Marco Frauchiger: „Mir geht es persönlich sehr gut. Ich bin im Grundsatz ein zuversichtlicher und optimistischer Mensch. Ich bin aber auch Realist und mache ich mir viele Gedanken zum jetzigen Weltgeschehen. Eine möglichst differenzierte Meinungsbildung ist mir wichtig. Zu diesem Zweck informiere ich mich täglich über verschiedene Kanäle zum aktuellen Geschehen und werte die News immer wieder aufs Neue für mich aus. Ich bin heute überzeugt, dass die Welt nach der Corona Krise anders aussehen wird. Vielleicht agieren wir etwas bescheidener, demütiger, nachhaltiger und möglicherweise sogar etwas weniger egoistisch. Was mich im Moment wirklich ärgert, sind die Heerscharen von Pessimisten, die mit grosser Hingabe den schlimmstmöglichen Fall als gegeben betrachten und hinterfragende oder anderslautende Betrachtungen als unethisch oder unmoralisch betiteln. Wir brauchen dringend eine differenzierte, vielfältige und ganzheitliche Meinungsbildung!“
Das BZWU ist ein Vorreiter in digitalen Unterrichtsformen. Ist dieser Vorsprung während der Corona-Pandemie spürbar?

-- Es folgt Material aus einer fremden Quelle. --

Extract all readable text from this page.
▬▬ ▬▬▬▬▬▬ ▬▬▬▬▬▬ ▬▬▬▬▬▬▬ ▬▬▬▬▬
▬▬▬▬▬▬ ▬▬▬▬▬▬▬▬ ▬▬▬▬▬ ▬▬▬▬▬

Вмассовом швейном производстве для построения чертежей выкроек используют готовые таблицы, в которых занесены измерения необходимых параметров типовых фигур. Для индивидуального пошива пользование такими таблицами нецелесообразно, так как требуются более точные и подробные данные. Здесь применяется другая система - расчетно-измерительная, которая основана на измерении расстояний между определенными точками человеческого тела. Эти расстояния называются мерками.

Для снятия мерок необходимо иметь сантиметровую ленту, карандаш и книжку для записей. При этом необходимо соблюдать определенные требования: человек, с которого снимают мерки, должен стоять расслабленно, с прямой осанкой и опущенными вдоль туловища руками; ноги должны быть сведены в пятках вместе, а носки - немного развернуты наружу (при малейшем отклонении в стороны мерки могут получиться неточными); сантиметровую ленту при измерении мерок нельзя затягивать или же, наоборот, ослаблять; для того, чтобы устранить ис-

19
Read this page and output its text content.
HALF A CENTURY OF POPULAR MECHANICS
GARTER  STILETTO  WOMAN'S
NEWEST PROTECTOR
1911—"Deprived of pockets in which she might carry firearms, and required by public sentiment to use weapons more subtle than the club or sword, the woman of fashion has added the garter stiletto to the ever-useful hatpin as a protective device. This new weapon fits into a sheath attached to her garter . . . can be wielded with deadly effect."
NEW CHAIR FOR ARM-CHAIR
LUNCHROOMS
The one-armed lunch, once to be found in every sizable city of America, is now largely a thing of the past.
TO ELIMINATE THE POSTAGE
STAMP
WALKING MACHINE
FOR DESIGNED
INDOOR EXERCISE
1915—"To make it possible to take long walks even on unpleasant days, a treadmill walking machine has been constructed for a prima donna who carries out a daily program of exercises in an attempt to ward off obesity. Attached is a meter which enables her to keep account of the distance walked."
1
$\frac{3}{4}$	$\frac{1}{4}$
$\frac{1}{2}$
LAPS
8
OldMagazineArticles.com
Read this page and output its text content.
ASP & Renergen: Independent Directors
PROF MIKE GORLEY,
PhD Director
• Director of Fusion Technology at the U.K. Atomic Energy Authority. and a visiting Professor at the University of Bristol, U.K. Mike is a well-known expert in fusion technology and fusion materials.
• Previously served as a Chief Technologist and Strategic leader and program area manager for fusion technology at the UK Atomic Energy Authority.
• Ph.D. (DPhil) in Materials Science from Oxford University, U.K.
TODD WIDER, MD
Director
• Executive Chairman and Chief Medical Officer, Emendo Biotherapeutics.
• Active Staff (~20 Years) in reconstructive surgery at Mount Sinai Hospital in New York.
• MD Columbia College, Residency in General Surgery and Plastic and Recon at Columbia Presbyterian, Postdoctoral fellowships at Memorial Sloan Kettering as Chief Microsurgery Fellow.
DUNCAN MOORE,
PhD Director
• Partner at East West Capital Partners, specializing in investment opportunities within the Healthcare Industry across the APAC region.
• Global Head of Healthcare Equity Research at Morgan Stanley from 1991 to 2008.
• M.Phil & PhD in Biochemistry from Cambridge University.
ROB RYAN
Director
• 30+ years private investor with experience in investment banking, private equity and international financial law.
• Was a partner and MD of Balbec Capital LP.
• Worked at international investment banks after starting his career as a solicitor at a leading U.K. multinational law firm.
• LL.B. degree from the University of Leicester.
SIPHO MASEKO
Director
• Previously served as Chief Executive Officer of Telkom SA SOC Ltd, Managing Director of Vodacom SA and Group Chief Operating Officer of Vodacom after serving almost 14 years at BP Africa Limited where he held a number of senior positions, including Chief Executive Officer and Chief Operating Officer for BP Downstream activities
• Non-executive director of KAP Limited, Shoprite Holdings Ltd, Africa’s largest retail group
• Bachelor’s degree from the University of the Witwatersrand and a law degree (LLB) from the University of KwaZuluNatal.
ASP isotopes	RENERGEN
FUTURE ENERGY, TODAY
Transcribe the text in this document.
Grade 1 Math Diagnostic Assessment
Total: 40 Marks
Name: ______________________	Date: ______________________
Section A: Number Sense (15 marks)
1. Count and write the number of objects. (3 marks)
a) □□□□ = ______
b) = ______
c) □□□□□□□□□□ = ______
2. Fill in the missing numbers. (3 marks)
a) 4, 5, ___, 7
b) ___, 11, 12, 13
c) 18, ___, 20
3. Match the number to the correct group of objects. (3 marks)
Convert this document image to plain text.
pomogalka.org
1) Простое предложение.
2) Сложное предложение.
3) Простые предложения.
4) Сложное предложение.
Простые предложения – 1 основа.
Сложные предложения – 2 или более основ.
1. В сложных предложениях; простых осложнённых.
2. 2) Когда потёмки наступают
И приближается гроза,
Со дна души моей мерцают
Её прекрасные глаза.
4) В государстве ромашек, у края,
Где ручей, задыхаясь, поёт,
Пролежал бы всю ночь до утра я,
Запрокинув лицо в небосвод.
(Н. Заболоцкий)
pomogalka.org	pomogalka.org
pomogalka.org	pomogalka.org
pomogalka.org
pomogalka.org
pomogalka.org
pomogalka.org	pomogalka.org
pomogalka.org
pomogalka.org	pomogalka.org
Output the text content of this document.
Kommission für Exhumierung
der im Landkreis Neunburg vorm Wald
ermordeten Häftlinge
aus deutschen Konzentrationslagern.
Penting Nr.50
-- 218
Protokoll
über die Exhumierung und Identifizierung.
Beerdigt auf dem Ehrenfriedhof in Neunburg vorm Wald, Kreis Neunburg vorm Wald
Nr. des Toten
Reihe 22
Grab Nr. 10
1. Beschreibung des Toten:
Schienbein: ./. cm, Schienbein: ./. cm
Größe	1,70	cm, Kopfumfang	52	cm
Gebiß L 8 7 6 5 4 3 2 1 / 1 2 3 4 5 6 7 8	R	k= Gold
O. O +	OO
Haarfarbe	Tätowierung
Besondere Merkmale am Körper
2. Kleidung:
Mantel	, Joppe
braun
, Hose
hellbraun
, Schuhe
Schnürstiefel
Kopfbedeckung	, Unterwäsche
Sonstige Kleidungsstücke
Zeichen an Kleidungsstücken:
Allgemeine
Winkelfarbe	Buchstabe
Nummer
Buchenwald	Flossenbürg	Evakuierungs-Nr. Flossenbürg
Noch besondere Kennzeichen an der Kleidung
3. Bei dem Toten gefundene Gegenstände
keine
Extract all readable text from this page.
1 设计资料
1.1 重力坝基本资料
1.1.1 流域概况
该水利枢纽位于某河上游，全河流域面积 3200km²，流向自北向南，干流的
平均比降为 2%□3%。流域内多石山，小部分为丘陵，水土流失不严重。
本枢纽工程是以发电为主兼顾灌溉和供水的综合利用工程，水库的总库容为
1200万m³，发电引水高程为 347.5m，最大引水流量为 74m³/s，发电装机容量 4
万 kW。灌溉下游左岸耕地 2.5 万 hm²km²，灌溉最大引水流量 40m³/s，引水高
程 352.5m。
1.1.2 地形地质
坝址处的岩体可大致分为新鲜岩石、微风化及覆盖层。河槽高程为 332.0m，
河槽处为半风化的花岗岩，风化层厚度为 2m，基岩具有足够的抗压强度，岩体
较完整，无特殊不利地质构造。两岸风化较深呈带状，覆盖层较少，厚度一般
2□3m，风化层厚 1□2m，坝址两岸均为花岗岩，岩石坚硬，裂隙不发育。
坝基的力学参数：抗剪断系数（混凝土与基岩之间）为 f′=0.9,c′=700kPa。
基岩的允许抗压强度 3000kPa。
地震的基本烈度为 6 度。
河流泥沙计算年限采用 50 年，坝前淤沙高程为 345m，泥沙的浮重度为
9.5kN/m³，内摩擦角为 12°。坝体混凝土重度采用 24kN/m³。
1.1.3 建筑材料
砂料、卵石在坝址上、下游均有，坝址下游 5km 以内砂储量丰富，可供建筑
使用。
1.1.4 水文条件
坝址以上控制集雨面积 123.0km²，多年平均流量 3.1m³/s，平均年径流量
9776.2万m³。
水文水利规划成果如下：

„Ich bin extrem froh, dass wir uns schon seit 2017 mit neuen didaktischen Modellen aktiv auseinandersetzen und im Bereich Mediendidaktik über eine grosse Erfahrung verfügen. Mit Stolz darf ich feststellen, dass unsere Lehrpersonen über 70% der üblichen Unterrichtsleistung in hoher Qualität ortsunabhängig anbieten können. Die Rückmeldungen unserer Lernenden sind sehr positiv. Besonders herausgehoben wird die neue Möglichkeit, Aufgabenstellungen im eigenen Tempo absolvieren zu können und Hilfestellung von der Lehrperson anzufordern, wenn sie benötigt wird. Wir können nun viele neue methodische Elemente im Vollbetrieb auf den Prüfstand stellen und die Ergebnisse auswerten. Ich bin überzeugt, dass wir mit den gewonnen Erkenntnissen unsere Bildungsleistung nochmals verbessern und attraktiver gestalten können.“
Wo liegen die fehlenden 30%?
„Was uns allen wirklich fehlt, sind die physischen Begegnungen mit unseren Jugendlichen und Studierenden in der Erwachsenenbildung. Beziehungsarbeit und kollektive Lernerlebnisse sind für den Bildungserfolg unabdingbar und können nur sehr bedingt durch elektronische Hilfsmittel substituiert werden. Wir freuen uns deshalb auf die Wiederaufnahme des Präsenzunterrichts an unseren drei Standorten am 8. Juni.“
Wie sieht es mit dem Unterricht in den nächsten Monaten bis zu den Sommerferien aus? In welcher Form wird er durchgeführt?
„Bis zum 8. Juni ist Präsenzunterricht verboten. Wir werden also die Zeit nutzen, um unseren Fernunterricht laufend zu optimieren und dabei herauszufinden, welche Elemente in den Normalbetrieb überführt werden können. Unsere Abschlussklassen, die nun keine Lehrabschlussprüfungen absolvieren müssen, werden wir mit zukunftsgerichteten und möglichst praxisnahen Kompetenzen in der verbleibenden Zeit beschulen, damit die Motivation einigermassen hochgehalten werden kann. Im Bereich der Automobilberufe könnte das beispielsweise die Auseinandersetzung mit Zukunftstechnologien sein. Themen, die in einem dichten Lehrplan oft zu wenig Platz finden, aber für unsere jungen Berufsleute sehr spannend sind.“
Wie sieht das Vorgehen betreffend Lehrabschlussprüfungen aus? Wird es Lehrabschlüsse 2020 geben?
„Gemäss Weisungen des Bundes sollen die betrieblichen Prüfungen wo immer möglich durchgeführt werden. Der schulische Teil des Qualifikationsverfahrens wird nicht durchgeführt. Anstelle der Prüfungsresultate werden die Notenwerte aus den Semesterzeugnissen gemittelt. Eine faire Lösung, die unsere Lehrabgängerinnen und Lehrabgänger nicht benachteiligen soll. Im Bereich der Berufsmaturität sind die Entscheidungen noch ausstehend und werden im Sinne einer Gesamtbetrachtung zusammen mit der gymnasialen Matura beurteilt. Der prüfungsfreie Übertritt in eine Hochschule ist dabei eine entscheidende zusätzliche Hürde, die sauber analysiert werden muss. Wir erwarten klare Weisungen für diesem Bereich in den nächsten Tagen.“
Sind Sie zufrieden mit der Zusammenarbeit mit den Lehrmeistern?
„Die Lehrbetriebe sind weiterhin aufgefordert, die Lernenden an den Schultagen für den Unterricht freizustellen. Oft stellen unsere Ausbildungsbetriebe Arbeitsplätze für den Fernunterricht zur Verfügung oder unterstützen die Lernenden zusätzlich. Die Zusammenarbeit kann also durchwegs gelobt werden.“
Herr Frauchiger, besten Dank für das Gespräch und weiterhin gute Gesundheit!